Marcin, le père, musicien quinquagénaire has been vivant sur les droits d'auteur d'un tube, est un personnage aux multiples visages avec de nombreux démons à affronter; il fait parfois rire, il fait peur, on le plaint puis on le déteste. C'est un personnage pathétique, violent et répugnant et c'est d'autant plus malin de la part de l'auteur d'en faire le narrateur avec l'ivresse comme narration. C'est lui qui nous guide vers la vérité : impossible de faire confiance à un un tel homme, ce qui rend l'avancée de l'enquête toujours incertaine, ambigüe jusqu'à sa terrible vérité qui explose à la face du lecteur.
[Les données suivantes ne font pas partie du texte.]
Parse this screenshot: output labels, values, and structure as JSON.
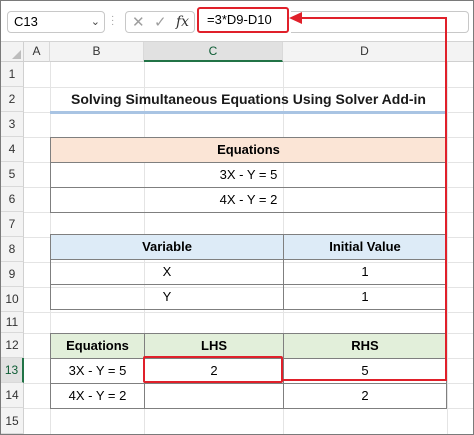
{
  "formula_bar": {
    "name_box": "C13",
    "cancel_icon": "✕",
    "enter_icon": "✓",
    "fx_label": "fx",
    "formula": "=3*D9-D10"
  },
  "columns": [
    "A",
    "B",
    "C",
    "D"
  ],
  "rows": [
    "1",
    "2",
    "3",
    "4",
    "5",
    "6",
    "7",
    "8",
    "9",
    "10",
    "11",
    "12",
    "13",
    "14",
    "15"
  ],
  "title": "Solving Simultaneous Equations Using Solver Add-in",
  "equations_table": {
    "header": "Equations",
    "rows": [
      "3X - Y = 5",
      "4X - Y = 2"
    ]
  },
  "variables_table": {
    "headers": [
      "Variable",
      "Initial Value"
    ],
    "rows": [
      [
        "X",
        "1"
      ],
      [
        "Y",
        "1"
      ]
    ]
  },
  "solver_table": {
    "headers": [
      "Equations",
      "LHS",
      "RHS"
    ],
    "rows": [
      [
        "3X - Y = 5",
        "2",
        "5"
      ],
      [
        "4X - Y = 2",
        "",
        "2"
      ]
    ]
  },
  "colors": {
    "highlight_red": "#e0202a",
    "peach_header": "#fbe5d6",
    "blue_header": "#ddebf7",
    "green_header": "#e2efda",
    "excel_green": "#217346"
  }
}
Le style est vif, heurté, puissant, aussi douloureux qu'une grosse cuite. J'ai souvent eu l'impression que le texte attaquer, aller mordre et laisser des traces dans la chair. Les cent premières pages sont épuisantes, à se dire pourquoi s'infliger cela. Je me suis forcée et puis à un moment, j'ai eu l'impression que le texte devenait moins chaotique ; en fait j'ai plutôt commencer à entrevoir la construction narrative en mode panorama et comprendre où voulait en venir l'auteur, à l'opposé de ce qu'on attendait initialement.

On se rend compte, qu'au-delà du portrait d'un homme brisé par l'alcool qui a détruit sa famille, se lit en filigrane le portrait peu reluisant de la Pologne post-communiste avec en son coeur, le scandale de la reprivatisation qui a secoué le pays et plus particulièrement Varsovie. Comme une persistante gueule de bois qui remonte à la surface après la chute du communisme en 1989, le retour à la propriété privée d'immeubles nationalisés en 1945 s'est accompagné de corruption massive, de spéculation, de spoliations et expulsions brutales.

Le titre prend alors tout son sens pour accompagner le parcours douloureux vers la vérité de Marcin comme celui du pays. Un feedback, c'est un retour sur le témoignage d'un membre d'une thérapie de groupe par un autre membre qui l'a écouté et pose un nouveau regard sur lui, son regard, positif ou négatif. Ici le roman s'apparente à un feedback géant et cruel qui percute et finit par bouleverser lorsque le père découvre celui du fils.